If I think of anything else I'll post it here.

_-_v_-_
10-02-2004, 03:06 PM
Breakfast ideas? Hmm, my own breakfasts are usually either my homemade museli and fruit, or contain foods you aren't able to eat (nuts, dairy etc.) I'm struggling to think of "interesting" breakfasts that don't contain at least one "no-no" for you.

That said, there's no reason you have to eat "breakfast foods" at breakfast. It's just another meal, so you can eat whatever you like. For example, grilled salmon and steamed rice is widely eaten for breakfast in Japan; no reason you can't do the same. Cold meat (from intentional leftovers, not deli meat) can be a nice change of pace, with a baked potato or sweet potato; sounds weird at breakfast, but it can be surprisingly enjoyable.

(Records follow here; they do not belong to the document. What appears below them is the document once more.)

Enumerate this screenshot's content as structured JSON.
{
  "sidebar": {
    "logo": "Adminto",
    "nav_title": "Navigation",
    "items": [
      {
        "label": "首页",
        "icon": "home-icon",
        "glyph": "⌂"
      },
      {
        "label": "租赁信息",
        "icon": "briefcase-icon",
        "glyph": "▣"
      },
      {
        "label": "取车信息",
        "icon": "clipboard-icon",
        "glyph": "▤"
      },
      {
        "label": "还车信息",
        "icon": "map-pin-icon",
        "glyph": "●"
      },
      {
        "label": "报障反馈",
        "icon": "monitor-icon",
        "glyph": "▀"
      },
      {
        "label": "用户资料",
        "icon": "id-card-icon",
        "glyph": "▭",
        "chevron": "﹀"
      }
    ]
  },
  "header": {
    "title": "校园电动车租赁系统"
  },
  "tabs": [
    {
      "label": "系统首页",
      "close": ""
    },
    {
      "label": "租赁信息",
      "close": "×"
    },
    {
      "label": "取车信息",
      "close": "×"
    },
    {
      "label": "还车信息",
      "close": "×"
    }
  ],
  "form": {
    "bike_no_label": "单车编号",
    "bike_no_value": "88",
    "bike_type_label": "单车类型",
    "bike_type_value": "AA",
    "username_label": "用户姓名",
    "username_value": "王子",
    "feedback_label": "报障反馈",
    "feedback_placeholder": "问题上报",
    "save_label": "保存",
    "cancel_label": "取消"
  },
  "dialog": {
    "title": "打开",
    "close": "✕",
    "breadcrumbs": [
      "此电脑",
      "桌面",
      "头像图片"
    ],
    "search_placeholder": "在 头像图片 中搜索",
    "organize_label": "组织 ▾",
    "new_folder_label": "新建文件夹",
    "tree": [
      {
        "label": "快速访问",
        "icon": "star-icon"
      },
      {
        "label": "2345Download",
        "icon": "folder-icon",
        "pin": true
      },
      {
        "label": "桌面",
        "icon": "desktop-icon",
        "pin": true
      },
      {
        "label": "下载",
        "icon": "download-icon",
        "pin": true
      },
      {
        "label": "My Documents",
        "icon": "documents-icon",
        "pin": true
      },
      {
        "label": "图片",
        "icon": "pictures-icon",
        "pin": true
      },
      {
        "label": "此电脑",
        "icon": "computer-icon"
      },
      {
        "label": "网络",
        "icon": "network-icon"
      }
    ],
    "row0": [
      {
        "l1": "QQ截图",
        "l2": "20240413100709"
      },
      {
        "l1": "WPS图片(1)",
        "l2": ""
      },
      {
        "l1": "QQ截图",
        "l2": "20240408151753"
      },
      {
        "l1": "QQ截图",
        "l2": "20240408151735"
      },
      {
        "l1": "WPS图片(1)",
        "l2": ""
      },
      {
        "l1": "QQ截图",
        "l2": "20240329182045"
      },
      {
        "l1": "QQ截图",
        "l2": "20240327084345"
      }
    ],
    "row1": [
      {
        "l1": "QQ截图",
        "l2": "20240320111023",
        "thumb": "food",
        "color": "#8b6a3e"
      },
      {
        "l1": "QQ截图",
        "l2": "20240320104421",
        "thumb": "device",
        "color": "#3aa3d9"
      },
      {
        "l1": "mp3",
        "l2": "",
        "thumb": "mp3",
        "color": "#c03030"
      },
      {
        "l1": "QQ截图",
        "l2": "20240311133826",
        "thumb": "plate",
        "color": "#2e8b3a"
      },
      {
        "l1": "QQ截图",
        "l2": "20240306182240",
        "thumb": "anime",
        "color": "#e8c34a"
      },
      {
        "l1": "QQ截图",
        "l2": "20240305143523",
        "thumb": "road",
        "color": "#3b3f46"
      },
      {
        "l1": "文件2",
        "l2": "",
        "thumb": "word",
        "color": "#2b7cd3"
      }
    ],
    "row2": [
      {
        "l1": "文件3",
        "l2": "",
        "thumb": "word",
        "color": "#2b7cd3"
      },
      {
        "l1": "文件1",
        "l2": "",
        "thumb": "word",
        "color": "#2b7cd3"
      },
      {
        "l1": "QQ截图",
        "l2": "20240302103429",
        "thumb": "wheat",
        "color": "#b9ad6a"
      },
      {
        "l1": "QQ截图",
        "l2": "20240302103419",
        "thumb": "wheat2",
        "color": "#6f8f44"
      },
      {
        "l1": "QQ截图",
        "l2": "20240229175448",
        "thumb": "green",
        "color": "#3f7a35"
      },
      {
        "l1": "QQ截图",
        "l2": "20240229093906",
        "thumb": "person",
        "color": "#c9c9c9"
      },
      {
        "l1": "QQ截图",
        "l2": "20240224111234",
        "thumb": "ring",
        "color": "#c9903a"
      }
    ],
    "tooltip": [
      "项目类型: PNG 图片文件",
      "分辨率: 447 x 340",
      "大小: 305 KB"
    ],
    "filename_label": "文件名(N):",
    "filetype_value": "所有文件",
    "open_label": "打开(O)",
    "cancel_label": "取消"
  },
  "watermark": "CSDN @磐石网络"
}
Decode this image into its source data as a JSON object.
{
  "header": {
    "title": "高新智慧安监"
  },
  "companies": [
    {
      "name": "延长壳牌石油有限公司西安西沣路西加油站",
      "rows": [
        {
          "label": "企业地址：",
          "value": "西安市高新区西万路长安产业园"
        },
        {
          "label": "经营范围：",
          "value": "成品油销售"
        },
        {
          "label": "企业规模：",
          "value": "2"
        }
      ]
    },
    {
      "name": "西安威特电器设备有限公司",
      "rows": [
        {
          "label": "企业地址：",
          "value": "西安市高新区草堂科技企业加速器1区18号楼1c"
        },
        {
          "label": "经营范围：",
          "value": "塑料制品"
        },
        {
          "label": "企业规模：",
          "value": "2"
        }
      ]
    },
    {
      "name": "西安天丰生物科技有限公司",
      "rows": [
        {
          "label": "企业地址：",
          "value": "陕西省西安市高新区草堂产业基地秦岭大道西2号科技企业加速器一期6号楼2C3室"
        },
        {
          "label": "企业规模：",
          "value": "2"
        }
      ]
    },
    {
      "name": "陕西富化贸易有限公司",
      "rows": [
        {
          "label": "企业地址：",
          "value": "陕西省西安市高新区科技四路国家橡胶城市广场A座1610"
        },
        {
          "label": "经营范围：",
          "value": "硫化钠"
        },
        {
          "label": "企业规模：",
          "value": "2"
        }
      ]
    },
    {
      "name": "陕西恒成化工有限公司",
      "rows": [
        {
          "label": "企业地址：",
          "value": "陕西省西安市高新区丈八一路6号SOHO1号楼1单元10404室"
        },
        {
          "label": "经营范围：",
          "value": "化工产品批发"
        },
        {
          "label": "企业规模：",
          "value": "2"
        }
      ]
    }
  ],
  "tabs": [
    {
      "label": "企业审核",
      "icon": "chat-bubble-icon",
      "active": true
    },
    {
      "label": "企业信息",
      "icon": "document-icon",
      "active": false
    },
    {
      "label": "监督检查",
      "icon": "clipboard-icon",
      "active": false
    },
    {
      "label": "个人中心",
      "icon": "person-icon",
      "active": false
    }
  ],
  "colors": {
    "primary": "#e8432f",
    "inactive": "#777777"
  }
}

If you're limited for time in the mornings you can always set the oven timer so the potato's ready when you wake...

I'm sorry I'm not much more use; as I say, I'm so used to using foods you can't have that I struggle to think of ideas which don't use them. A quick flick through a couple of recipe books hasn't actually helped much; I personally like Italian food (as you'd probably guessed), and it's amazing how many dishes use cheese or deli meats.

If I think of anything else I'll post it here.

See what I mean? I'm experiencing the same problem as you are -- you're so used to foods I can't have that it's difficult to conceive of other options; while, simultaneously, I'm so used to the same foods I've eaten for the past four years that I find it difficult to conceive of other options. It's the same phenomenon :)

As for the change of pace: That's not a bad idea, honestly. Typically, though I like to use my leftovers as meals for when I have to be out and about for classes, as I won't be able to cook then -- I have time to cook at breakfast, so I save my pre-prepared meals for when I won't be able to cook.

And BDK: Yep, cracked it open; it's damn, damn good. Like fine wine.